I also note the in the Category:Users list, that entry is the very last one...
Is this just an artifact of the fact that this is actually a Cyrillic letter? Guessing from the rest of his caption, or whatever character set is being used?
Is there any way to "view" the ascii of that string on the WIKI? One assumes it is a standard UTF-8 or some such encoding.
I can easily insert such characters on the WIKI, but do not know how to view them "in their native ascii" -- assuming that it is possible, of course.
BTW, Google translates the caption as Russian: 'Page Minstrel Aglarond Orakina Laytbringera Tumunzahar Commonwealth of Khazad'
- This user's name and character name use Unicode characters from the Cyrillic character set. They will likely be encoded using UTF-8. You have to be careful working with such text to avoid trashing it by passing it through components that are not 8-bit clean and UTF-8 aware. You don't want to ever get the UTF-8 converted to an 8-bit encoding, as will sometimes happen if you copy and paste through editors or tools on your local system. They should be preserved properly if you copy/paste from one browser window to another; at least they are for me on a Win7 box running Firefox.
- Unicode sort sequences are a interesting and complex subject. Sort sequences range from simple binary sorts on the 16-bit (or 32-bit) code points, to more intelligent orderings that attempt to honour the sort order used by a language or regional variant. Most of us are familiar with the sort order for ascii, where the character encoding is arranged so that a binary sort and customary dictionary sort for letters are identical. But when we add the common European accented characters to the mix, the binary code point sort order no longer corresponds to the dictionary sort order, and, we must also care about the language and region of the dictionary. On the wiki's preference page, there is a drop down box where we can select a language and region. The default is "en - English", with regional variants like "en-CA - Canadian English". These choices will (potentially) specify different sort orders for handling accented characters, perhaps because Canadian English tends to include more accented characters from French language place names and other words. Characters which are not normally part of these languages or regional variations will probably be sorted according to their binary code point values. This is what will place the Cyrillic characters toward the end of the sort order.
- We don't want to ever convert non-ASCII Unicode characters to one of the 8-bit code page encoding. The multitude of 8-bit encodings were an early hack at supporting internationalization from an era when bytes were expensive. A couple of the early hardware platforms I worked on each had their own 6-bit character encodings that would pack 6 6-bit characters into their 36-bit words. The biggest problem with those 8-bit encoding was that you could not mix and match say, Greek, Arabic, and Cyrillic, in the same text document. With Unicode, and UTF-8, that is easily done.

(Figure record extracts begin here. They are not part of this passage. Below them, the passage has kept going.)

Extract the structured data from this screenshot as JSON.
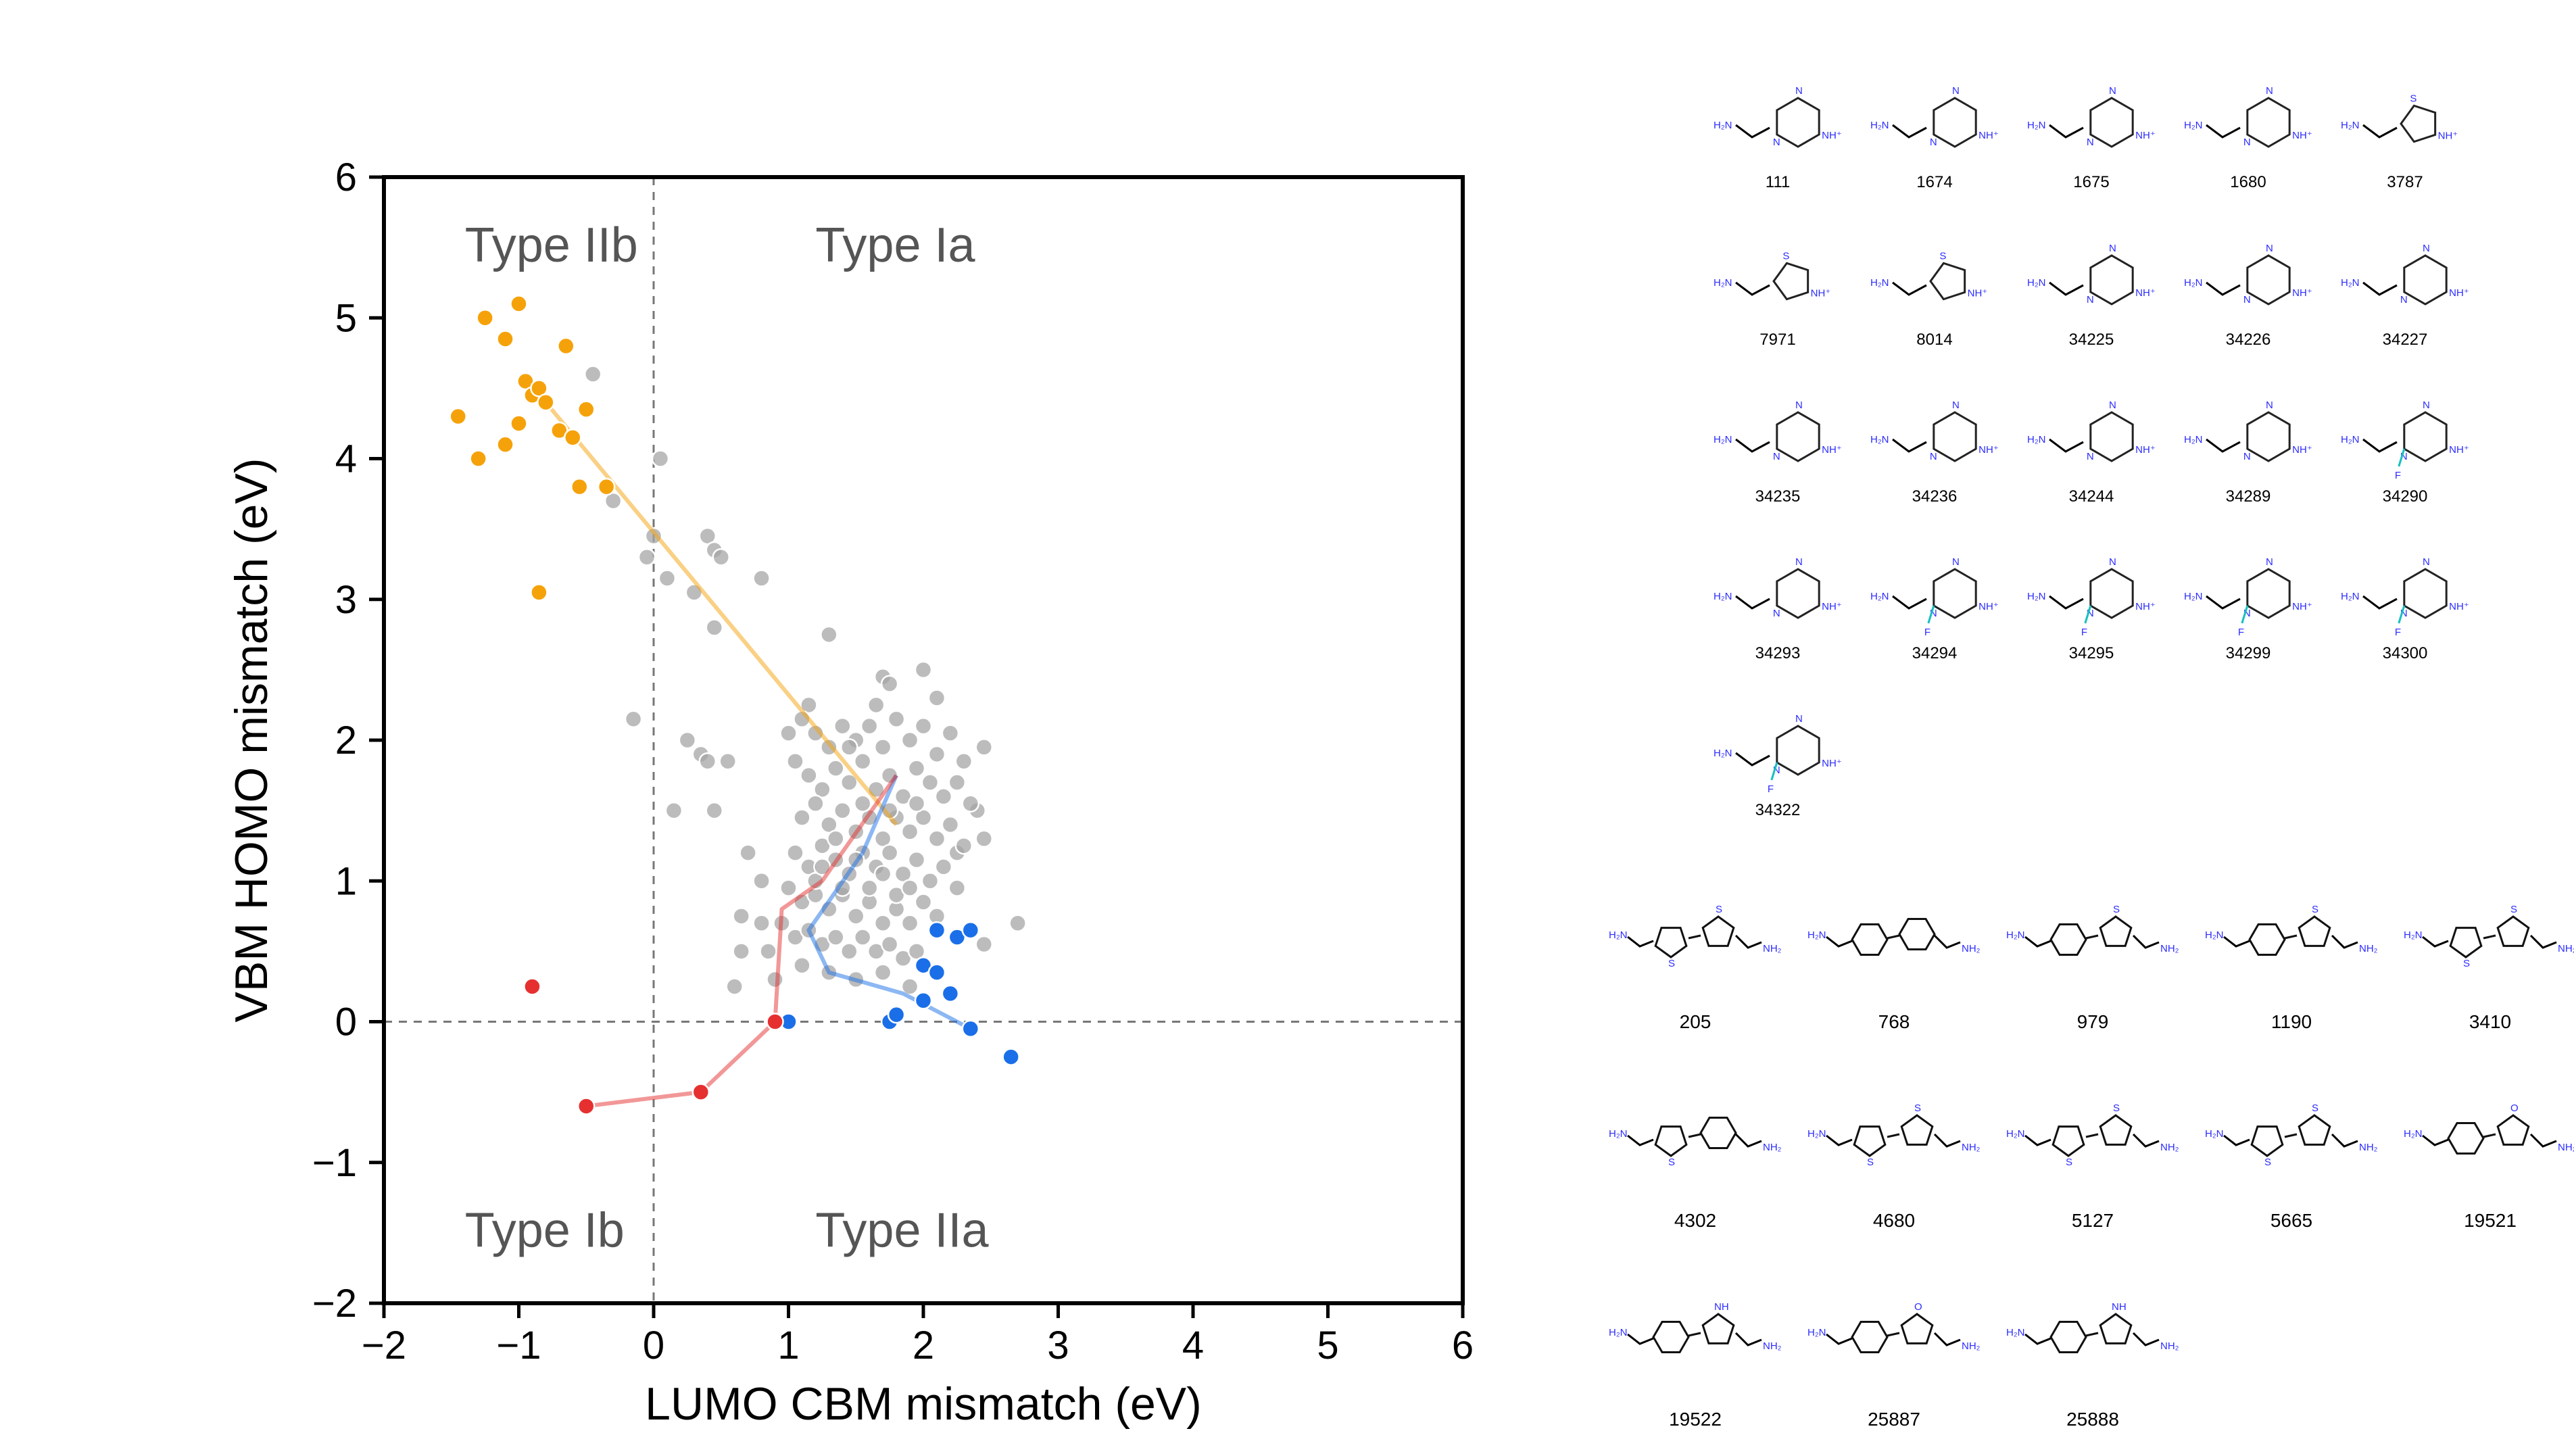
{
  "chart_data": {
    "type": "scatter",
    "xlabel": "LUMO CBM mismatch (eV)",
    "ylabel": "VBM HOMO mismatch (eV)",
    "xlim": [
      -2,
      6
    ],
    "ylim": [
      -2,
      6
    ],
    "xticks": [
      -2,
      -1,
      0,
      1,
      2,
      3,
      4,
      5,
      6
    ],
    "yticks": [
      -2,
      -1,
      0,
      1,
      2,
      3,
      4,
      5,
      6
    ],
    "xtick_labels": [
      "−2",
      "−1",
      "0",
      "1",
      "2",
      "3",
      "4",
      "5",
      "6"
    ],
    "ytick_labels": [
      "−2",
      "−1",
      "0",
      "1",
      "2",
      "3",
      "4",
      "5",
      "6"
    ],
    "reference_lines": {
      "x": 0,
      "y": 0,
      "style": "dashed"
    },
    "annotations": [
      {
        "text": "Type IIb",
        "x": -1.4,
        "y": 5.4
      },
      {
        "text": "Type Ia",
        "x": 1.2,
        "y": 5.4
      },
      {
        "text": "Type Ib",
        "x": -1.4,
        "y": -1.6
      },
      {
        "text": "Type IIa",
        "x": 1.2,
        "y": -1.6
      }
    ],
    "series": [
      {
        "role": "gray",
        "color": "#a6a6a6",
        "points": [
          [
            -0.45,
            4.6
          ],
          [
            -0.3,
            3.7
          ],
          [
            0.05,
            4.0
          ],
          [
            0.0,
            3.45
          ],
          [
            -0.05,
            3.3
          ],
          [
            0.4,
            3.45
          ],
          [
            0.45,
            3.35
          ],
          [
            0.5,
            3.3
          ],
          [
            0.1,
            3.15
          ],
          [
            0.3,
            3.05
          ],
          [
            0.8,
            3.15
          ],
          [
            0.45,
            2.8
          ],
          [
            -0.15,
            2.15
          ],
          [
            0.25,
            2.0
          ],
          [
            0.35,
            1.9
          ],
          [
            0.4,
            1.85
          ],
          [
            0.55,
            1.85
          ],
          [
            0.15,
            1.5
          ],
          [
            0.45,
            1.5
          ],
          [
            1.3,
            2.75
          ],
          [
            1.15,
            2.25
          ],
          [
            1.7,
            2.45
          ],
          [
            1.75,
            2.4
          ],
          [
            2.0,
            2.5
          ],
          [
            2.1,
            2.3
          ],
          [
            0.7,
            1.2
          ],
          [
            0.8,
            1.0
          ],
          [
            0.65,
            0.75
          ],
          [
            0.8,
            0.7
          ],
          [
            0.65,
            0.5
          ],
          [
            0.85,
            0.5
          ],
          [
            0.6,
            0.25
          ],
          [
            0.9,
            0.3
          ],
          [
            2.7,
            0.7
          ],
          [
            2.45,
            0.55
          ],
          [
            2.45,
            1.3
          ],
          [
            2.25,
            1.2
          ],
          [
            2.4,
            1.5
          ],
          [
            1.0,
            2.05
          ],
          [
            1.1,
            2.15
          ],
          [
            1.2,
            2.05
          ],
          [
            1.3,
            1.95
          ],
          [
            1.4,
            2.1
          ],
          [
            1.5,
            2.0
          ],
          [
            1.6,
            2.1
          ],
          [
            1.7,
            1.95
          ],
          [
            1.8,
            2.15
          ],
          [
            1.9,
            2.0
          ],
          [
            2.0,
            2.1
          ],
          [
            2.1,
            1.9
          ],
          [
            2.2,
            2.05
          ],
          [
            2.3,
            1.85
          ],
          [
            2.45,
            1.95
          ],
          [
            1.05,
            1.85
          ],
          [
            1.15,
            1.75
          ],
          [
            1.25,
            1.65
          ],
          [
            1.35,
            1.8
          ],
          [
            1.45,
            1.7
          ],
          [
            1.55,
            1.85
          ],
          [
            1.65,
            1.65
          ],
          [
            1.75,
            1.75
          ],
          [
            1.85,
            1.6
          ],
          [
            1.95,
            1.8
          ],
          [
            2.05,
            1.7
          ],
          [
            2.15,
            1.6
          ],
          [
            2.25,
            1.7
          ],
          [
            2.35,
            1.55
          ],
          [
            1.1,
            1.45
          ],
          [
            1.2,
            1.55
          ],
          [
            1.3,
            1.4
          ],
          [
            1.4,
            1.5
          ],
          [
            1.5,
            1.35
          ],
          [
            1.6,
            1.45
          ],
          [
            1.7,
            1.3
          ],
          [
            1.8,
            1.45
          ],
          [
            1.9,
            1.35
          ],
          [
            2.0,
            1.45
          ],
          [
            2.1,
            1.3
          ],
          [
            2.2,
            1.4
          ],
          [
            2.3,
            1.25
          ],
          [
            1.05,
            1.2
          ],
          [
            1.15,
            1.1
          ],
          [
            1.25,
            1.25
          ],
          [
            1.35,
            1.15
          ],
          [
            1.45,
            1.05
          ],
          [
            1.55,
            1.2
          ],
          [
            1.65,
            1.1
          ],
          [
            1.75,
            1.2
          ],
          [
            1.85,
            1.05
          ],
          [
            1.95,
            1.15
          ],
          [
            2.05,
            1.0
          ],
          [
            2.15,
            1.1
          ],
          [
            2.25,
            0.95
          ],
          [
            1.0,
            0.95
          ],
          [
            1.1,
            0.85
          ],
          [
            1.2,
            0.9
          ],
          [
            1.3,
            0.8
          ],
          [
            1.4,
            0.9
          ],
          [
            1.5,
            0.75
          ],
          [
            1.6,
            0.85
          ],
          [
            1.7,
            0.7
          ],
          [
            1.8,
            0.8
          ],
          [
            1.9,
            0.7
          ],
          [
            2.0,
            0.85
          ],
          [
            2.1,
            0.75
          ],
          [
            0.95,
            0.7
          ],
          [
            1.05,
            0.6
          ],
          [
            1.15,
            0.65
          ],
          [
            1.25,
            0.55
          ],
          [
            1.35,
            0.6
          ],
          [
            1.45,
            0.5
          ],
          [
            1.55,
            0.6
          ],
          [
            1.65,
            0.5
          ],
          [
            1.75,
            0.55
          ],
          [
            1.85,
            0.45
          ],
          [
            1.95,
            0.5
          ],
          [
            1.1,
            0.4
          ],
          [
            1.3,
            0.35
          ],
          [
            1.5,
            0.3
          ],
          [
            1.7,
            0.35
          ],
          [
            1.9,
            0.25
          ],
          [
            2.0,
            0.4
          ],
          [
            1.2,
            1.0
          ],
          [
            1.4,
            0.95
          ],
          [
            1.6,
            0.95
          ],
          [
            1.8,
            0.9
          ],
          [
            1.35,
            1.3
          ],
          [
            1.55,
            1.55
          ],
          [
            1.75,
            1.5
          ],
          [
            1.95,
            1.55
          ],
          [
            1.45,
            1.95
          ],
          [
            1.65,
            2.25
          ],
          [
            1.25,
            1.1
          ],
          [
            1.5,
            1.15
          ],
          [
            1.7,
            1.05
          ],
          [
            1.9,
            0.95
          ]
        ]
      },
      {
        "role": "orange",
        "color": "#f5a20a",
        "points": [
          [
            -1.45,
            4.3
          ],
          [
            -1.3,
            4.0
          ],
          [
            -1.25,
            5.0
          ],
          [
            -1.1,
            4.85
          ],
          [
            -1.1,
            4.1
          ],
          [
            -1.0,
            5.1
          ],
          [
            -1.0,
            4.25
          ],
          [
            -0.95,
            4.55
          ],
          [
            -0.9,
            4.45
          ],
          [
            -0.85,
            4.5
          ],
          [
            -0.8,
            4.4
          ],
          [
            -0.7,
            4.2
          ],
          [
            -0.65,
            4.8
          ],
          [
            -0.6,
            4.15
          ],
          [
            -0.55,
            3.8
          ],
          [
            -0.5,
            4.35
          ],
          [
            -0.35,
            3.8
          ],
          [
            -0.85,
            3.05
          ]
        ],
        "trend": [
          [
            -0.8,
            4.4
          ],
          [
            1.8,
            1.4
          ]
        ]
      },
      {
        "role": "blue",
        "color": "#1a6fe8",
        "points": [
          [
            1.0,
            0.0
          ],
          [
            1.75,
            0.0
          ],
          [
            1.8,
            0.05
          ],
          [
            2.0,
            0.15
          ],
          [
            2.0,
            0.4
          ],
          [
            2.1,
            0.35
          ],
          [
            2.1,
            0.65
          ],
          [
            2.2,
            0.2
          ],
          [
            2.25,
            0.6
          ],
          [
            2.35,
            0.65
          ],
          [
            2.35,
            -0.05
          ],
          [
            2.65,
            -0.25
          ]
        ],
        "trend": [
          [
            1.8,
            1.75
          ],
          [
            1.55,
            1.2
          ],
          [
            1.15,
            0.65
          ],
          [
            1.3,
            0.35
          ],
          [
            1.85,
            0.2
          ],
          [
            2.35,
            -0.05
          ]
        ]
      },
      {
        "role": "red",
        "color": "#e63030",
        "points": [
          [
            -0.9,
            0.25
          ],
          [
            -0.5,
            -0.6
          ],
          [
            0.35,
            -0.5
          ],
          [
            0.9,
            0.0
          ]
        ],
        "trend": [
          [
            -0.5,
            -0.6
          ],
          [
            0.35,
            -0.5
          ],
          [
            0.9,
            0.0
          ],
          [
            0.95,
            0.8
          ],
          [
            1.25,
            1.0
          ],
          [
            1.8,
            1.75
          ]
        ]
      }
    ]
  },
  "molecules_top": [
    {
      "id": "111",
      "variant": "pyr"
    },
    {
      "id": "1674",
      "variant": "pyr"
    },
    {
      "id": "1675",
      "variant": "pyr"
    },
    {
      "id": "1680",
      "variant": "pyr"
    },
    {
      "id": "3787",
      "variant": "five"
    },
    {
      "id": "7971",
      "variant": "five"
    },
    {
      "id": "8014",
      "variant": "five"
    },
    {
      "id": "34225",
      "variant": "pyr"
    },
    {
      "id": "34226",
      "variant": "pyr"
    },
    {
      "id": "34227",
      "variant": "pyr"
    },
    {
      "id": "34235",
      "variant": "pyr"
    },
    {
      "id": "34236",
      "variant": "pyr"
    },
    {
      "id": "34244",
      "variant": "pyr"
    },
    {
      "id": "34289",
      "variant": "pyr"
    },
    {
      "id": "34290",
      "variant": "pyrF"
    },
    {
      "id": "34293",
      "variant": "pyr"
    },
    {
      "id": "34294",
      "variant": "pyrF"
    },
    {
      "id": "34295",
      "variant": "pyrF"
    },
    {
      "id": "34299",
      "variant": "pyrF"
    },
    {
      "id": "34300",
      "variant": "pyrF"
    },
    {
      "id": "34322",
      "variant": "pyrF"
    }
  ],
  "molecules_bottom": [
    {
      "id": "205",
      "variant": "thth"
    },
    {
      "id": "768",
      "variant": "phph"
    },
    {
      "id": "979",
      "variant": "phth"
    },
    {
      "id": "1190",
      "variant": "phth"
    },
    {
      "id": "3410",
      "variant": "thth"
    },
    {
      "id": "4302",
      "variant": "thph"
    },
    {
      "id": "4680",
      "variant": "thth"
    },
    {
      "id": "5127",
      "variant": "thth"
    },
    {
      "id": "5665",
      "variant": "thth"
    },
    {
      "id": "19521",
      "variant": "phfu"
    },
    {
      "id": "19522",
      "variant": "phpy"
    },
    {
      "id": "25887",
      "variant": "phfu"
    },
    {
      "id": "25888",
      "variant": "phpy"
    }
  ],
  "atom_labels": {
    "amine": "H₂N",
    "ring_n": "N",
    "ring_nh": "NH⁺",
    "sulfur": "S",
    "fluorine": "F",
    "oxygen": "O",
    "nh": "NH",
    "end_amine": "NH₂"
  }
}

- When it comes to viewing uncommon Unicode characters, you need to install a font that has glyphs for the characters you want to view. If you have at least one font that has a large selection of code points, your browser should be able to use it to fill in the missing areas from your preferred font. I always make sure to install and test internationalization support on my computers. For a quick test, translate some text using Google translate into Greek, Arabic, and Russian. If the translations are visible in the appropriate scripts, you have the right fonts installed in your browser. But, you will have to test out non-browser tools, such as editors, to make sure they will work. For instance, copy/paste the next four line into your favourite edit, save, close, and re-open the file to test this out.
- The quick brown fox jumps over the lazy dog.
- Η γρήγορη καφέ αλεπού πηδάει πάνω από το μεσημέρι.
- الثعلب البني السريع يقفز فوق الكلب الكسول.
- Быстрая коричневая лиса прыгает над ленивой собакой.
- Oh, and just for fun, try translating Google's translations back to English.
Thanks, Pretty much what I expected. One nice thing about OSX is that, by default, it does support Internalization big-time... some 30 languages and their fonts are standard; and all are part of Apple's native apps (Safari and TextEdit). Only "the Terminal" (and hence Emacs) is pure ASCII by default.
Love on-the fly Spell checkers: Internalization = internationalization
Hmmm wonder what google does with that old joke about the auto-translation of the hotline -- "The Spirit is willing, but the flesh is weak" round translated into "The vodka is good, but the meat is rotten:.